Globalement, le poids du budget logement sur les dépenses n’a que peu évolué mais dans le détail, de grandes disparités apparaissent, les ménages plus modestes supportant l’augmentation la plus conséquente.
Publiée en mars 2012, la dernière étude Insee sur le logement ne surprend guère quant aux premières conclusions : le budget habitation reste le premier poste de dépenses des Français devant l’alimentation et les transports. Le taux d’effort le plus élevé concerne les locataires du secteur privé et les accédants à la propriété du parc privé. Ainsi, un locataire sur cinq du parc privé dépense plus de 40% de son budget pour se loger. Le taux d’effort désigne le pourcentage des dépenses par rapport aux revenus. Il est calculé en tenant compte des remboursements d’emprunt, des gros travaux, de la taxe foncière et des charges de copropriété pour les propriétaires. Pour les locataires, il comprend les loyers et charges locatives. Pour tous, il inclut la taxe d’habitation, les dépenses d’eau et d’énergie liées à l’habitation, ainsi que les éventuelles aides au logement. L’étude souligne une faible augmentation du taux d’effort sur 15 ans (+0,8 % entre 1996 et 2006).
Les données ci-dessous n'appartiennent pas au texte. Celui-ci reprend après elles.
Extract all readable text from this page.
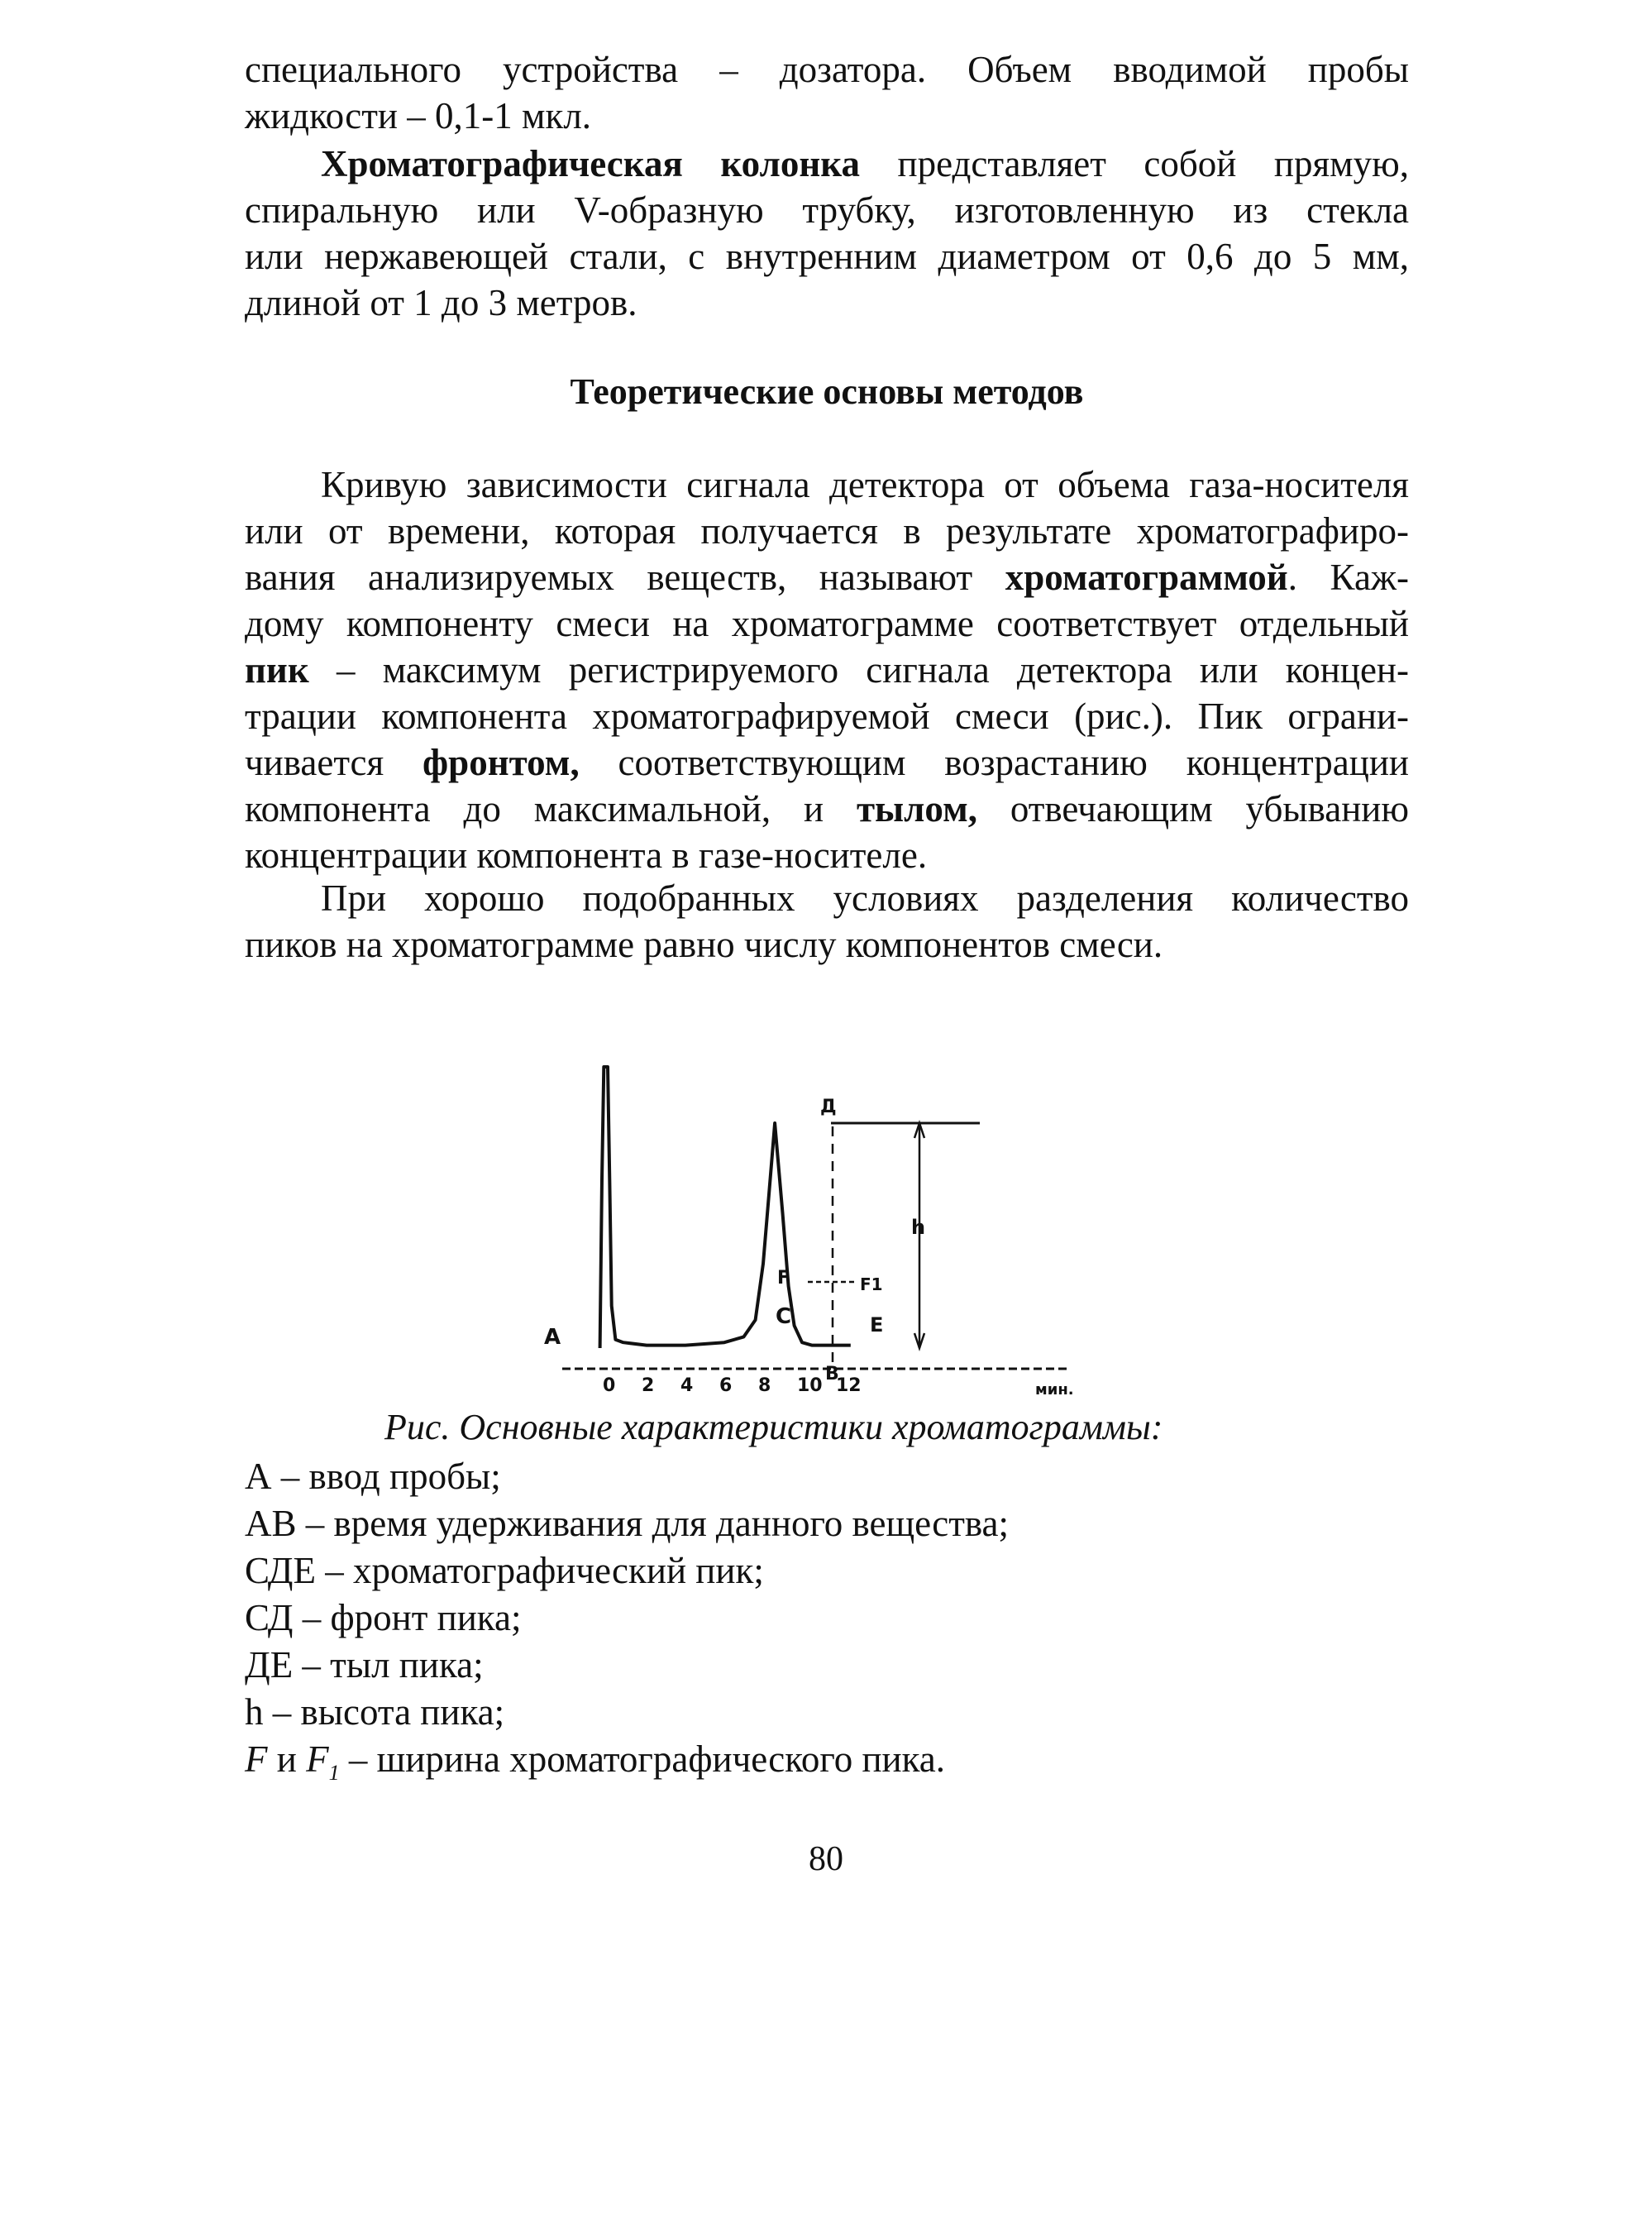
специального устройства – дозатора. Объем вводимой пробы
жидкости – 0,1-1 мкл.

Хроматографическая колонка представляет собой прямую,
спиральную или V-образную трубку, изготовленную из стекла
или нержавеющей стали, с внутренним диаметром от 0,6 до 5 мм,
длиной от 1 до 3 метров.

Теоретические основы методов

Кривую зависимости сигнала детектора от объема газа-носителя
или от времени, которая получается в результате хроматографиро-
вания анализируемых веществ, называют хроматограммой. Каж-
дому компоненту смеси на хроматограмме соответствует отдельный
пик – максимум регистрируемого сигнала детектора или концен-
трации компонента хроматографируемой смеси (рис.). Пик ограни-
чивается фронтом, соответствующим возрастанию концентрации
компонента до максимальной, и тылом, отвечающим убыванию
концентрации компонента в газе-носителе.

При хорошо подобранных условиях разделения количество
пиков на хроматограмме равно числу компонентов смеси.

0 2 4 6 8 10 12	мин.
А
Д
С	Е
F	F1
h
В

Рис. Основные характеристики хроматограммы:

А – ввод пробы;
АВ – время удерживания для данного вещества;
СДЕ – хроматографический пик;
СД – фронт пика;
ДЕ – тыл пика;
h – высота пика;
F и $F_1$ – ширина хроматографического пика.

80
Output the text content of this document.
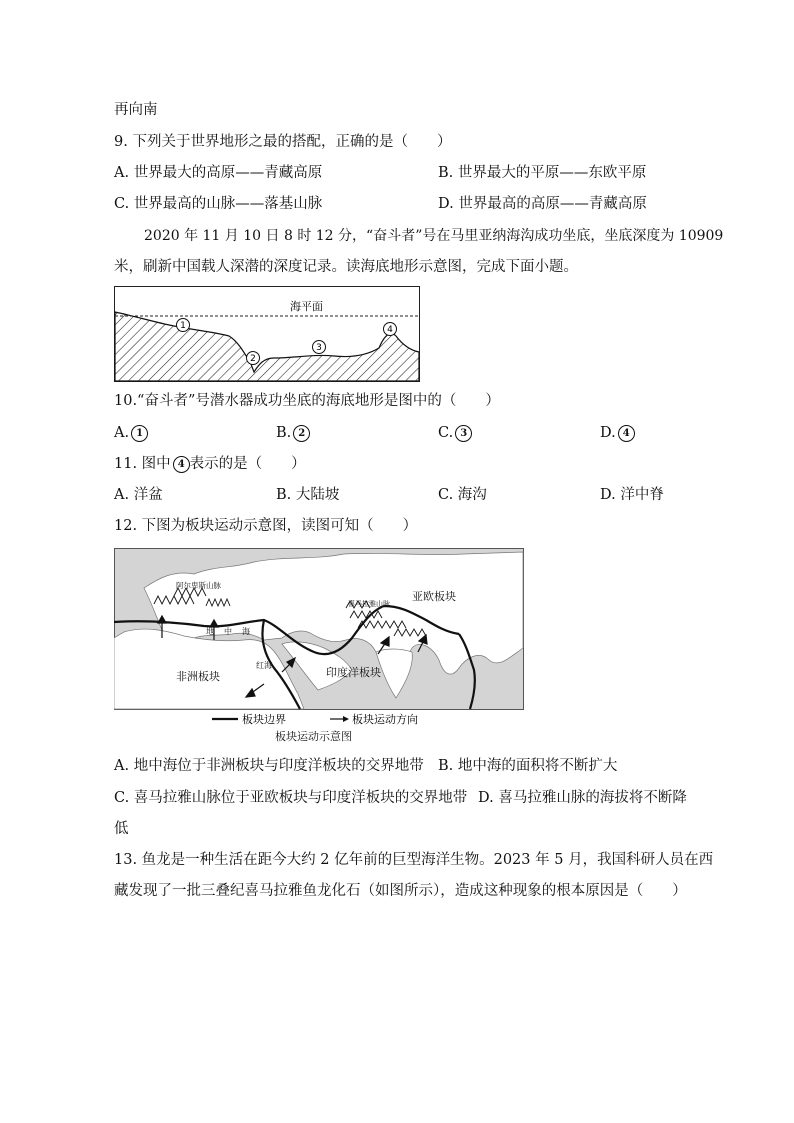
再向南
9. 下列关于世界地形之最的搭配，正确的是（　　）
A. 世界最大的高原——青藏高原	B. 世界最大的平原——东欧平原
C. 世界最高的山脉——落基山脉	D. 世界最高的高原——青藏高原
2020 年 11 月 10 日 8 时 12 分，“奋斗者”号在马里亚纳海沟成功坐底，坐底深度为 10909
米，刷新中国载人深潜的深度记录。读海底地形示意图，完成下面小题。
海平面
1
2
3
4
10.“奋斗者”号潜水器成功坐底的海底地形是图中的（　　）
A. 1	B. 2	C. 3	D. 4
11. 图中 4 表示的是（　　）
A. 洋盆	B. 大陆坡	C. 海沟	D. 洋中脊
12. 下图为板块运动示意图，读图可知（　　）
阿尔卑斯山脉
亚欧板块
非洲板块	印度洋板块
红海
地中海
喜马拉雅山脉
板块边界	板块运动方向
板块运动示意图
A. 地中海位于非洲板块与印度洋板块的交界地带 B. 地中海的面积将不断扩大
C. 喜马拉雅山脉位于亚欧板块与印度洋板块的交界地带 D. 喜马拉雅山脉的海拔将不断降
低
13. 鱼龙是一种生活在距今大约 2 亿年前的巨型海洋生物。2023 年 5 月，我国科研人员在西
藏发现了一批三叠纪喜马拉雅鱼龙化石（如图所示），造成这种现象的根本原因是（　　）
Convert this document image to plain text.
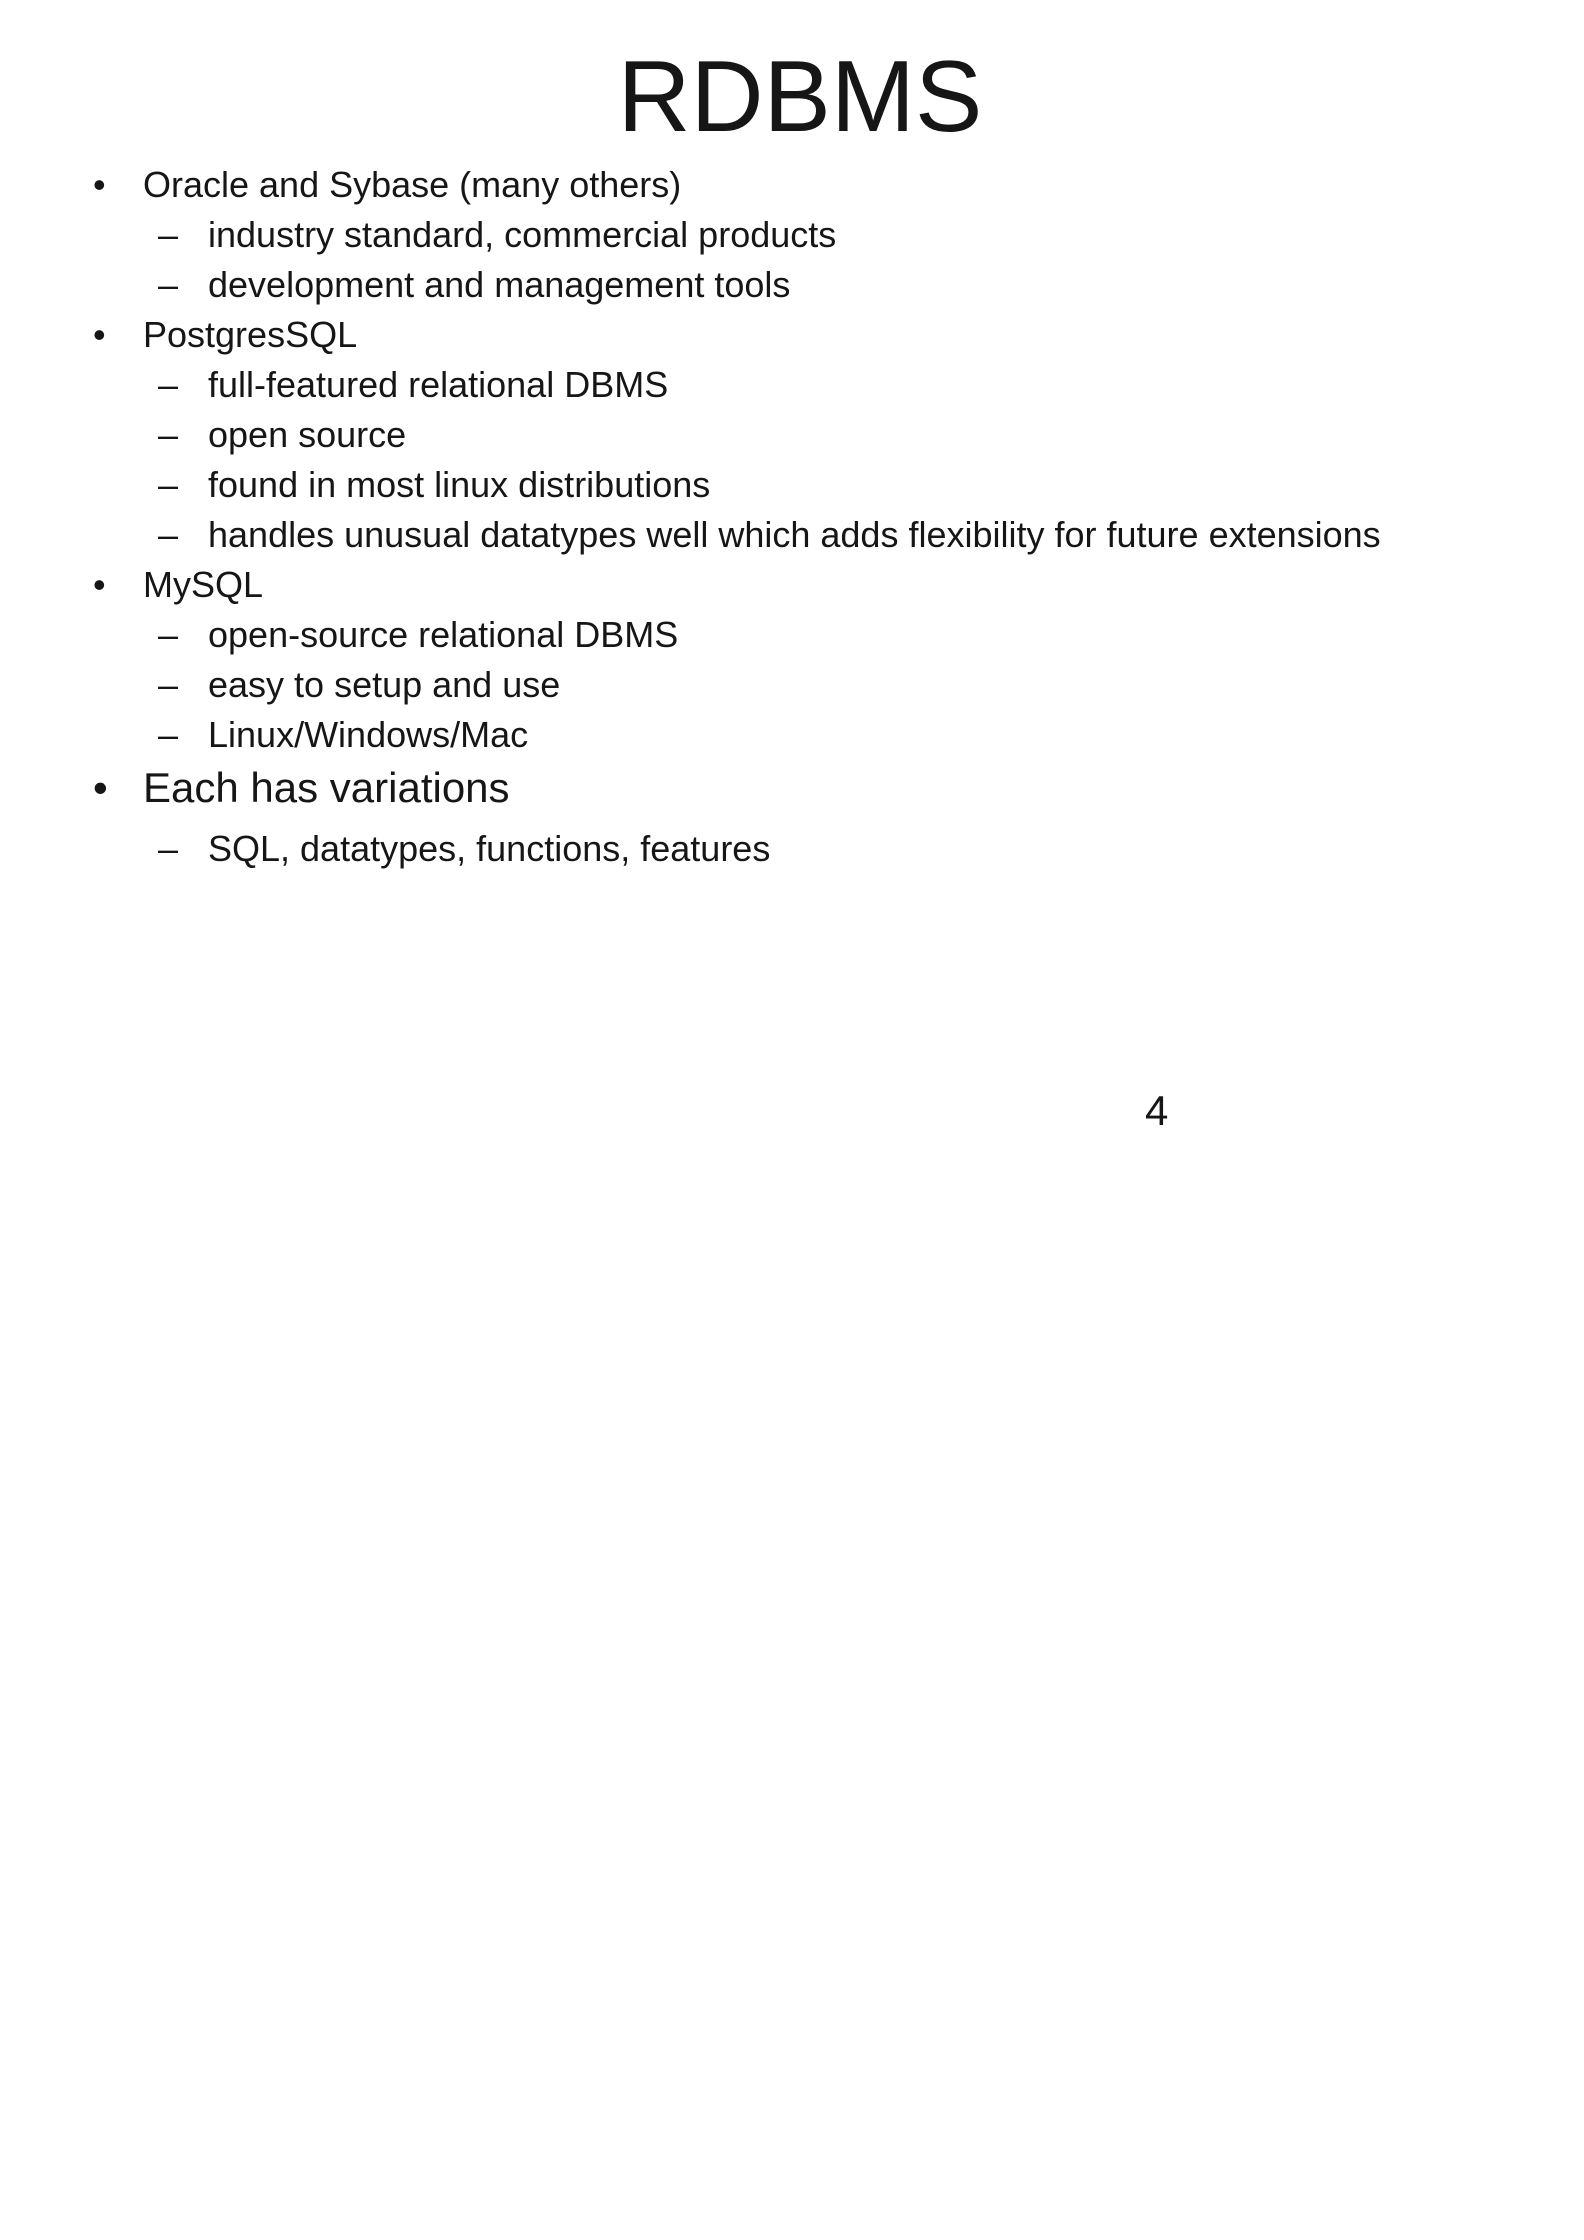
RDBMS
• Oracle and Sybase (many others)
– industry standard, commercial products
– development and management tools
• PostgresSQL
– full-featured relational DBMS
– open source
– found in most linux distributions
– handles unusual datatypes well which adds flexibility for future extensions
• MySQL
– open-source relational DBMS
– easy to setup and use
– Linux/Windows/Mac
• Each has variations
– SQL, datatypes, functions, features
4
Ceci s’explique surtout par un changement du profil des accédants et par l’allongement de la durée des emprunts et non par une stagnation de la charge du poste logement.
Selon l’Insee, le taux d’effort a augmenté de façon significative pour une partie de la population. Premières victimes : les locataires du privé et les ménages modestes. Dans l’ensemble, les dépenses logement représentent 24 % des revenus des ménages modestes (25 % des personnes qui ont le niveau de vie le plus faible), contre seulement 11 % pour les ménages les plus aisés (25 % des personnes qui ont le niveau de vie le plus élevé). Pire, les locataires les plus modestes du secteur privé consacrent 34 % de leurs revenus pour se loger, contre 19% pour les locataires les plus aisés. La moyenne de 18,5 % affichée en tête d’enquête cache donc de grandes disparités, l’accès à la propriété pour les ménages modestes étant notamment de plus en plus difficile.
Enfin, le coût de l’accession à la propriété s’étale de plus en plus dans la durée. En effet, dans les années 2000, un allongement des durées d’emprunts a été constaté, les accédants à la propriété s’offrant ainsi la possibilité de mieux répartir leurs dépenses. A cela vient s’ajouter le changement de profil, les ménages modestes étant, selon l’Insee, plus rarement concernés par l’acquisition. Résultat, malgré la baisse des taux d’intérêt, l’acquisition d’un logement coûte globalement plus cher : entre 1997 et 2001, elle représentait trois années de revenus en moyenne contre quatre entre 2002 et 2006.